Daily Reading: (1 Peter 2:20-23)
|20 But how is it to your credit if you receive a beating for doing wrong and endure it? But if you suffer for doing good and you endure it, this is commendable before God. 21 To this you were called, because Christ suffered for you, leaving you an example, that you should follow in his steps.
22 “He committed no sin,
23 When they hurled their insults at him, he did not retaliate; when he suffered, he made no threats. Instead, he entrusted himself to him who judges justly.
This text gives us the blueprint of
- how to respond to unjust suffering
- an explanation why this is happening
- and what opportunity the suffering creates.
“But if you suffer for doing good and you endure it, this is commendable before God.”
- Endure it/(Hypomenō) to persevere: under misfortunes and trials to hold fast to one’s faith in Christ (1 Peter 2:20).
This is commendable/ (charis) -due to grace (para) from God.
- If you suffer for doing good you will persevere under the misfortunes and trails because of the grace from God.
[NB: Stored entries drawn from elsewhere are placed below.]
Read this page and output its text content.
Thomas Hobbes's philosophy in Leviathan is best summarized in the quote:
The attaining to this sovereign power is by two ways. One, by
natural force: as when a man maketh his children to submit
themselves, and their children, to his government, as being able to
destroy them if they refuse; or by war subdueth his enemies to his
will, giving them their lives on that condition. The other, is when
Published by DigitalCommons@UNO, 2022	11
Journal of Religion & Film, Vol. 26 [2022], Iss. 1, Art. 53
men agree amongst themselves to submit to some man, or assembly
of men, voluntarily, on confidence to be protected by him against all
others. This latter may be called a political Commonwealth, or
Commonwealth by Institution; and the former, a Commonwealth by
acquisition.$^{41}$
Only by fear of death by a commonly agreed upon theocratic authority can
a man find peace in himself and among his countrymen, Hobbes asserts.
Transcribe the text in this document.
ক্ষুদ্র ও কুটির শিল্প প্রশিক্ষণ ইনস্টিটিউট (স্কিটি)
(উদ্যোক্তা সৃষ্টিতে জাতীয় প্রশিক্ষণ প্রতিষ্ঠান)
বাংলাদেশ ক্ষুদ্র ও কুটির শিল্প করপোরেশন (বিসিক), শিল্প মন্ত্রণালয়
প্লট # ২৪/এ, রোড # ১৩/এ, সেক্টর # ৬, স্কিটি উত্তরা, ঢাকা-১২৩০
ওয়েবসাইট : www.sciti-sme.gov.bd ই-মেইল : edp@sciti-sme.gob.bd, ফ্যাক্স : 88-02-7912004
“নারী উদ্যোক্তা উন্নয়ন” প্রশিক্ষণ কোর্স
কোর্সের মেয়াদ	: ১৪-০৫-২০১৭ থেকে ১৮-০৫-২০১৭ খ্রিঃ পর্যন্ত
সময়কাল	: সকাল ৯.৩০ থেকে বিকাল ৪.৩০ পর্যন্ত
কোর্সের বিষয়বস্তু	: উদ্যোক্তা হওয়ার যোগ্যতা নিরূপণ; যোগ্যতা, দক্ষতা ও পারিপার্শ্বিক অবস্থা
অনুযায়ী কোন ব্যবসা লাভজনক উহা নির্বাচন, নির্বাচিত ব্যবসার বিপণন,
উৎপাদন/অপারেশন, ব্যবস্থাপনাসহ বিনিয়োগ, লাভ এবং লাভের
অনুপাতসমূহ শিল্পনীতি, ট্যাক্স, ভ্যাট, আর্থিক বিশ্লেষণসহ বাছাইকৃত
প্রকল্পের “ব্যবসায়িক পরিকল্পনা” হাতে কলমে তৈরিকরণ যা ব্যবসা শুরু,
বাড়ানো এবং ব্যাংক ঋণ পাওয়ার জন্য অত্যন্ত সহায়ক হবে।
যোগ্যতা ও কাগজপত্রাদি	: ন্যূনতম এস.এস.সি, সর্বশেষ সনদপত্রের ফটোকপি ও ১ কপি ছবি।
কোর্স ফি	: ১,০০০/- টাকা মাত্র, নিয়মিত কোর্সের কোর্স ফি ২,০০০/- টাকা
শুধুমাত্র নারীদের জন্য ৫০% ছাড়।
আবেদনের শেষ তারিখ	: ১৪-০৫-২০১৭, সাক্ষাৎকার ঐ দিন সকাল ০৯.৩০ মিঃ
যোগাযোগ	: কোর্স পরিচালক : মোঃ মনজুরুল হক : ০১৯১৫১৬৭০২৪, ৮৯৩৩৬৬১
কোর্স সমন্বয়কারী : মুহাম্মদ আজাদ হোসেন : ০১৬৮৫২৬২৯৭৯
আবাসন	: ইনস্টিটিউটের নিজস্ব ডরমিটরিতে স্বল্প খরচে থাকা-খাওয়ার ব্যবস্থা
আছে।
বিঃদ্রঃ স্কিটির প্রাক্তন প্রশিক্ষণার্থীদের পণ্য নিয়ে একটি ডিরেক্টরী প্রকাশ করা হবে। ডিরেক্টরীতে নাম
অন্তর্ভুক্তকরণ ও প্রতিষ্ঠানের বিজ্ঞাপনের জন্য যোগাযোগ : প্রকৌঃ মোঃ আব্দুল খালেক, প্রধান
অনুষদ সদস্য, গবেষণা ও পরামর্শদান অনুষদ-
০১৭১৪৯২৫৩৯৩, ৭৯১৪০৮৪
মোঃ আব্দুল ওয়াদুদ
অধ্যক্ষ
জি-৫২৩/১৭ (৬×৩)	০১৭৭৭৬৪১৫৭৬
Suffering unjustly in this world is a calling for Christians (1 Peter 2:21). Christ is our example.
Enduring unjust suffering and doing it patiently shows the world God. It makes the suffering of Christ real to people. People can see that this is the way Jesus was. And if you have seen Jesus, you have seen the Father (John 14:9). So, this kind of demeanor shows God by showing Christ his Son.
God has called Christians to endure unjust suffering without bitterness or revenge or the desire to hurt back (1 Peter 2:23).
When you endure unjust suffering, you are not saying justice doesn’t matter; what you are saying is that God is the final judge and will settle accounts justly.
So, this is our calling (1 Peter 2:21), not to hurt back those who hurt us (1 Peter 2:23), and this is not a rule to keep but a miracle to be experienced, it’s a grace to be received (2 Peter 2:20). The miracle happens of not hurting back—the grace comes—when we are conscious of God (1 Peter 2:19).